COVID-19 and mental health: Implications for policy, services, and research
The COVID crisis has had a profound impact on people everywhere. The effect on our mental health has been significant; caring for family members, having time away from employment, uncertainty about changed conditions – all contributing to a need for support. Countries have responded in different ways to support the mental health of their populations. In some ways the crisis has shone a spotlight on the need for decisive action for policies and services for mental health. Integrated and long term action is necessary to ensure support for mental health stays on the agenda for countries around the globe and to build back better. There are also substantial opportunities for research on the biological, psychological and social factors affecting brain and mental health.
Professor Shekhar Saxena
Shekhar Saxena is Professor of the Practice of Global Mental Health at the Department of Global Health and Population at the Harvard T. H. Chan School of Public Health.
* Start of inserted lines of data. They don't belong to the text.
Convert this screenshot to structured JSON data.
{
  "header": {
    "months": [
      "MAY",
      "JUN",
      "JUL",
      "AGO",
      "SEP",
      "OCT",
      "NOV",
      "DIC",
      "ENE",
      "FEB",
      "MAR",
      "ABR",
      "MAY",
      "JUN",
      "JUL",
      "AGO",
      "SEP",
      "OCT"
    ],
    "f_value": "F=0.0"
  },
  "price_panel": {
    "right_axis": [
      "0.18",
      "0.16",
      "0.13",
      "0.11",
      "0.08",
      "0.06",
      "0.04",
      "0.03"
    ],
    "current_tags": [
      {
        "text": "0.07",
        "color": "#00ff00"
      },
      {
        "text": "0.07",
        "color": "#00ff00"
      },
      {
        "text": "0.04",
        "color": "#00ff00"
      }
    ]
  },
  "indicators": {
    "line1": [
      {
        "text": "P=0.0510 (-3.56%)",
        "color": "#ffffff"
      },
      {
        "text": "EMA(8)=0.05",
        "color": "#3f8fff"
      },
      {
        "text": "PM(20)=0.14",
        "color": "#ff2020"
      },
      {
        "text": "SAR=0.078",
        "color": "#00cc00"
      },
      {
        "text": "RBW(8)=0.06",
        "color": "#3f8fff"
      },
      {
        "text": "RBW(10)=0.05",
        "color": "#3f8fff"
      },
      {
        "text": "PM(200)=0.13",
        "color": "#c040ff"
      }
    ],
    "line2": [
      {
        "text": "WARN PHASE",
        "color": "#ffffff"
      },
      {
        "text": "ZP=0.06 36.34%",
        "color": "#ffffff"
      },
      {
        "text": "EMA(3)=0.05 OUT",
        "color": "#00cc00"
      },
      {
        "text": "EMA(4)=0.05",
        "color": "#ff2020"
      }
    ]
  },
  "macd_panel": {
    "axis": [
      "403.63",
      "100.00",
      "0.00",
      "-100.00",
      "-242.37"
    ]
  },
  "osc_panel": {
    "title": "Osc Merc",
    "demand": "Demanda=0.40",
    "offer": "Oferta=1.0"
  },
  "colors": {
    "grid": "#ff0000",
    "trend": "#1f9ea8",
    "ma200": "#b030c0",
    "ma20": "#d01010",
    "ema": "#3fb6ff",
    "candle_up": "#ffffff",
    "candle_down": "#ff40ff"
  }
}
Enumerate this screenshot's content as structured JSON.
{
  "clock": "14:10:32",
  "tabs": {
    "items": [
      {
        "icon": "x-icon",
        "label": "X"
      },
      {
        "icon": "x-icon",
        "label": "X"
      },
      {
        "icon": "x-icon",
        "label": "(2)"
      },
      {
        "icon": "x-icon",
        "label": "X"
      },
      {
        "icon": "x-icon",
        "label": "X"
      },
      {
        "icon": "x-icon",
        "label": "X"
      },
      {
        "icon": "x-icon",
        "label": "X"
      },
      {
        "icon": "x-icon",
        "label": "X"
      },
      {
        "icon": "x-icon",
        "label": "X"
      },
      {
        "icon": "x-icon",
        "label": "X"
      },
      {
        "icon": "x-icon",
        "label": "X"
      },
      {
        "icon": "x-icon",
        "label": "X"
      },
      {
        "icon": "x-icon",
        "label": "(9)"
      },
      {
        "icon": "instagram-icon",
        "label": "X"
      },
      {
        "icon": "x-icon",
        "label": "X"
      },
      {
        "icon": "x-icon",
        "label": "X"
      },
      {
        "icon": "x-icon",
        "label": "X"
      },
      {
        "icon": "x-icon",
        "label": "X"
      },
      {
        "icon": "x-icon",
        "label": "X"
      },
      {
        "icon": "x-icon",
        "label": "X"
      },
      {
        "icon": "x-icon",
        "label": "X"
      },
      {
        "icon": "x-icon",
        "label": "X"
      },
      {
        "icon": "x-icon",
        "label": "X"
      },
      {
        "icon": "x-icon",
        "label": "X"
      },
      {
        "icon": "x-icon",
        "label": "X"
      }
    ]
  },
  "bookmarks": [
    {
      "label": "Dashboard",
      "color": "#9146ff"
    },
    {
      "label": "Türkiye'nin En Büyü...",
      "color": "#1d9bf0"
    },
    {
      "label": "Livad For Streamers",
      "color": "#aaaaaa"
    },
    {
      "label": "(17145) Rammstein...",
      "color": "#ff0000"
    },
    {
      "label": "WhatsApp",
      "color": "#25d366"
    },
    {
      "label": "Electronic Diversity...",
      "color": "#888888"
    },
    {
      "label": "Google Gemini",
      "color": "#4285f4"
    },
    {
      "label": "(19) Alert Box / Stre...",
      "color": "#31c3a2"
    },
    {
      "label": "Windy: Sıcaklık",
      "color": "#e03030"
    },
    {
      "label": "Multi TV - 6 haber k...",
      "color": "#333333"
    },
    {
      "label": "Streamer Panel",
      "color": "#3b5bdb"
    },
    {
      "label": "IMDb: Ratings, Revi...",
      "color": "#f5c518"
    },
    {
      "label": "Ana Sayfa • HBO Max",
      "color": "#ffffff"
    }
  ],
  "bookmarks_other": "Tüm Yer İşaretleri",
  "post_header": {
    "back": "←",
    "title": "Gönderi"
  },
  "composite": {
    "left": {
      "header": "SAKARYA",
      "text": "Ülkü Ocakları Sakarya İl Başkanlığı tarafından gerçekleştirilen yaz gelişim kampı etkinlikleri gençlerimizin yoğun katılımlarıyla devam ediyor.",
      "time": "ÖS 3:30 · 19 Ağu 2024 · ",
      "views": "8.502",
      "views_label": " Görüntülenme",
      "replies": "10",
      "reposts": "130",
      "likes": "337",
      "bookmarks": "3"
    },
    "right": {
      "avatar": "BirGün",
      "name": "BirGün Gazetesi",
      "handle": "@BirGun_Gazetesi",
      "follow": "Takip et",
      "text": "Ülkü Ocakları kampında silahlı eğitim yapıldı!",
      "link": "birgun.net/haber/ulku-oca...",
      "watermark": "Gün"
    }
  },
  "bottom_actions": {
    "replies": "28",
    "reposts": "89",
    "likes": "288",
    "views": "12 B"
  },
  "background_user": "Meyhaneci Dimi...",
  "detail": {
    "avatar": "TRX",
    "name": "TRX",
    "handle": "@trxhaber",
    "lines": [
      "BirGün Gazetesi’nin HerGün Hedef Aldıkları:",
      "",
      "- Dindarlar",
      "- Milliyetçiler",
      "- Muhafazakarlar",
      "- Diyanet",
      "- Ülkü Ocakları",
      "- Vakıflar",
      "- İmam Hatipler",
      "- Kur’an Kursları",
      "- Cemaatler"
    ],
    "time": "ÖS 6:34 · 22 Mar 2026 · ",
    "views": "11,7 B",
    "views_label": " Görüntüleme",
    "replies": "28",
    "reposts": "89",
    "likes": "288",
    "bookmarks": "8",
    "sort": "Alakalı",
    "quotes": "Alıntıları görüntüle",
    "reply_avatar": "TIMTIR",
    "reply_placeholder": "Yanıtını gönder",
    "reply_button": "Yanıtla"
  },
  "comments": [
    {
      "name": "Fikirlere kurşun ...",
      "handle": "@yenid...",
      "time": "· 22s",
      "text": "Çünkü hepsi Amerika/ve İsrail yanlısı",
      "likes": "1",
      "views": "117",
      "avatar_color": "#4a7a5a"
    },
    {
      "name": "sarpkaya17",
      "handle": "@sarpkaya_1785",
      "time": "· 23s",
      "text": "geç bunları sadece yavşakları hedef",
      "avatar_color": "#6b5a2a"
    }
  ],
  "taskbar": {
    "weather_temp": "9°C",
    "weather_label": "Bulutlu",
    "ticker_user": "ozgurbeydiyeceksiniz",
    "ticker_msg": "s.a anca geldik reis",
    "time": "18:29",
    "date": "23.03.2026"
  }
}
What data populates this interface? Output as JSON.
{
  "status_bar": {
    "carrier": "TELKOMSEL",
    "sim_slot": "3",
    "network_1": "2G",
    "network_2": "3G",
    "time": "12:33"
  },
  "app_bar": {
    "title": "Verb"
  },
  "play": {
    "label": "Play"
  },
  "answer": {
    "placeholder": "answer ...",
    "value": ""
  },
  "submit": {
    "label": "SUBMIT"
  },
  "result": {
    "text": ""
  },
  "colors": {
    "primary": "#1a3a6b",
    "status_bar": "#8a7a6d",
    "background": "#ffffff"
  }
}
A psychiatrist by training, he was in the faculty of AIIMS, New Delhi before he joined World Health Organization (WHO) in 1998. From 2010 to 2018 he was the Director of the Department of Mental Health and Substance Abuse at WHO. Author of more than 300 academic papers, he was an editor of the Lancet Commission on Global Mental Health and Sustainable Development 2018. His expertise includes providing evidence-based advice and technical assistance to policy makers, businesses and civil society on mental health promotion and prevention and management of mental, developmental, neurological and substance use disorders and suicide prevention. He is a Distinguished Fellow of The George Institute for Global Health and a leading thought leader in the area of global mental health.